La direction générale de la sécurité civile, a ouvert, jeudi dernier à Fomboni, un atelier de révision du plan de contingence national multirisque (PCNM). Un processus d’analyse des risques potentiels a été dévoilé pour déterminer l’impact des dégâts éventuels sur la population, l’environnement, les infrastructures, en cas de catastrophes naturelles dans le pays. Plusieurs recommandations sont faites pour améliorer les techniques d'interventions.
La salle multifonctionnelle de Fomboni à Mohéli a servi de cadre ce jeudi 29 septembre pour un atelier de deux jours de réactualisation du plan de contingence national.Le directeur de cabinet du gouverneur, les maires des différentes communes de l'île et des agents de la direction régionale de l'environnement et le lieutenant-colonel Tachfine Ahmed Directeur général de la sécurité civile (DGSC) étaient présents à cet atelier.

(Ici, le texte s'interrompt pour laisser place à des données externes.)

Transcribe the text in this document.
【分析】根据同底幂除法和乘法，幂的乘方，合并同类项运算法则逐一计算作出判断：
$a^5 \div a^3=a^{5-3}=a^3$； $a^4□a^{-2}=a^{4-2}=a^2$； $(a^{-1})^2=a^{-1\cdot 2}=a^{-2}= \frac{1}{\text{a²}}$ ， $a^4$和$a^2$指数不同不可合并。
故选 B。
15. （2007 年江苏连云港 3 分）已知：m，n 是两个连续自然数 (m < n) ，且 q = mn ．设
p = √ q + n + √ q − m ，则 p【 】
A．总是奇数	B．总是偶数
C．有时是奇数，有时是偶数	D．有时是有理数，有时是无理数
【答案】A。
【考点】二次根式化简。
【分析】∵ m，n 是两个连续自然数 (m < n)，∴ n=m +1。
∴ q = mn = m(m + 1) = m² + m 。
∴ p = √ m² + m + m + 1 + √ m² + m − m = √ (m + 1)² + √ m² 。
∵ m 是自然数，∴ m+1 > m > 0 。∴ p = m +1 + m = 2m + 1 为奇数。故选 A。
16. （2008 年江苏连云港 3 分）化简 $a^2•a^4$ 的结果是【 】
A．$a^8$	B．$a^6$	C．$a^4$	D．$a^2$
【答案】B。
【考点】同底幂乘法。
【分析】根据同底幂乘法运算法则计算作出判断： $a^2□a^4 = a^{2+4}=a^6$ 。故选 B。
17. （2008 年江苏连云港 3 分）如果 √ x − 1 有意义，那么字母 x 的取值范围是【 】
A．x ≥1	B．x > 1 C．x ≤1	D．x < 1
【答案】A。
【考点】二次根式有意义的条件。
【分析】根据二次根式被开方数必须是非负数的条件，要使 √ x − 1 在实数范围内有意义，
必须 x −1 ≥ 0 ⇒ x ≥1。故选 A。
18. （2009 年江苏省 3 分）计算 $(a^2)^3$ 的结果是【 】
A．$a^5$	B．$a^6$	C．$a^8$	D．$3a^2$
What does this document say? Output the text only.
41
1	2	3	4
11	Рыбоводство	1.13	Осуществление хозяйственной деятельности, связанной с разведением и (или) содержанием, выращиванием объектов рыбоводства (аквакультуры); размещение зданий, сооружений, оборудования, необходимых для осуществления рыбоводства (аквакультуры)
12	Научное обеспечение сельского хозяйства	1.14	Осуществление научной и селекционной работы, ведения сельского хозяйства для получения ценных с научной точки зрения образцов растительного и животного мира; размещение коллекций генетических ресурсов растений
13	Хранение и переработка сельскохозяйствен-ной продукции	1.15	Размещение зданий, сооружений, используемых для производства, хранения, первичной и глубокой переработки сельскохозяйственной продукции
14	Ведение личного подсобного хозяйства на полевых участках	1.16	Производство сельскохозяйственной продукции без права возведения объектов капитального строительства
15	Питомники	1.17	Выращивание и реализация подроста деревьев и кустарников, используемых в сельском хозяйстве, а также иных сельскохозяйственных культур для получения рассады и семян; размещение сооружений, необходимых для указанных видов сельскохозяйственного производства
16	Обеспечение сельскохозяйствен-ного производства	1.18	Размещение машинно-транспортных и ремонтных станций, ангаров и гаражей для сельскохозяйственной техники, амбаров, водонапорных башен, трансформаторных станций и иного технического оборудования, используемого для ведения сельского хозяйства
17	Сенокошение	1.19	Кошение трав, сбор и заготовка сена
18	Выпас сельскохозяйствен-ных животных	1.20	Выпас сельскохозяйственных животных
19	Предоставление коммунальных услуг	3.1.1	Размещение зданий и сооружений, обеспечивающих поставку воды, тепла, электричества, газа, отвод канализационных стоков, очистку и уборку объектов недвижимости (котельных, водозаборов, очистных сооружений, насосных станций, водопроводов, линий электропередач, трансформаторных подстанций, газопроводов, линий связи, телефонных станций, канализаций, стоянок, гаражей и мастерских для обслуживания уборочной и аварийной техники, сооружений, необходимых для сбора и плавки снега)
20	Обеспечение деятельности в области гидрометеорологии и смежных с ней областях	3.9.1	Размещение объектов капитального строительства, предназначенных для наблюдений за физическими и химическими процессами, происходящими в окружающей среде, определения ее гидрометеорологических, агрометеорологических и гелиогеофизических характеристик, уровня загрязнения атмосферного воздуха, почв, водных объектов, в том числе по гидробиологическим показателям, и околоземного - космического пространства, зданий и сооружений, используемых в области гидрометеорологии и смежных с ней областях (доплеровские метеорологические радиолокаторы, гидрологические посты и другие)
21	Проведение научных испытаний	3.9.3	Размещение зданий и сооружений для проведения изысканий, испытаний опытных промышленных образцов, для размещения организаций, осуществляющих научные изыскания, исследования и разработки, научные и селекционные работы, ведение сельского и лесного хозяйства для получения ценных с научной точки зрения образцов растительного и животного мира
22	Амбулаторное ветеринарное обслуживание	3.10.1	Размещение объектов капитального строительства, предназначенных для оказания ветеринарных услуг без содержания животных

« Permettez-moi d’attribuer ici, une mention spéciale au Programme des Nations Unies pour le Développement (PNUD), lequel, avant même la naissance de la DGSC, nous a toujours apporté son appui technique et opérationnel » a indiqué dans son intervention d’ouverture le Lieutenant-colonel Tachfine. L’objectif de cet atelier est de renforcer les capacités de gestion des situations d’urgence et de s’assurer de l’état de préparation du système national de gestion des risques de catastrophes avant la survenue de la crise, mais aussi de tirer des leçons de la gestion de la crise du cyclone Kenneth et de la Covid-19. Deux catastrophes qui ont eu des conséquences considérables dans le pays.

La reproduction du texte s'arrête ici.